The researchers at Johns Hopkins admitted that some of the studies they identified as ‘reliable’ could have been affected by bias in observational studies. People likely to sign up for a study on meditation are also more likely to practice meditation themselves and believe in its emotional and cognitive abilities before the study takes place.
Still, there’s no reason why a mindfulness approach to employee health at work won’t create a calmer, healthier, and more efficient workplace.
Employee Wellness Is a Worthy Goal
Mindfulness emphasizes awareness and clarity, focus and concentration, and compassion and kindness. All of these things are ingredients of a happier, more efficient workforce. How to build a culture based on mindfulness can be difficult.

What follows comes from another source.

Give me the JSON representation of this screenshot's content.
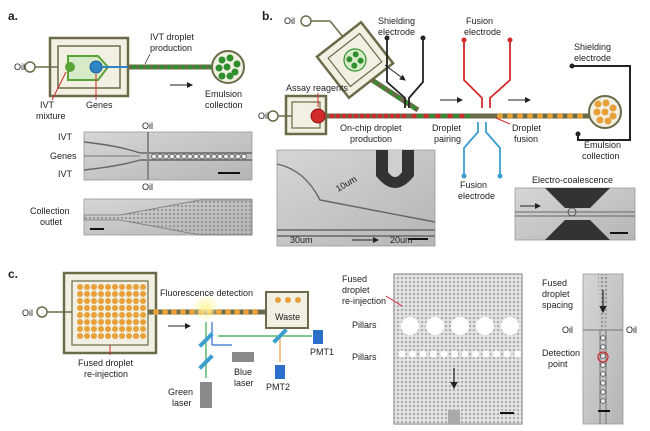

Architecture of a Mindful Corporate Culture
Researchers didn’t find huge differences between transcendental meditation, which uses a mantra one repeats silently, and mindfulness meditation, which is less regimented and involves simply sitting with one’s eyes closed and trying to focus on breathing. A step towards a more mindful workplace doesn’t necessarily mean mindful meditation, or even meditation at all, but incorporating a few minutes of silence and deep breathing while attempting to end one’s thoughts can have huge benefits.
Here’s a scenario: You need a shift in corporate culture. Too many people are intentionally or unintentionally wasting too much time and work is getting lost in the shuffle. A simple shift in the work schedule to allow for three minutes of quiet meditation with everyone in the office at the same time could do wonders. Three minutes in the morning could turn to a few more minutes at lunch time, or at 4:57 every day. Getting past the initial resistance and bias against meditation as a thing your hippie uncle did can be difficult, depending on the background and makeup of your workers, but good employees will listen if you lay out the facts and explain the many benefits of a shift to mindfulness. Try it.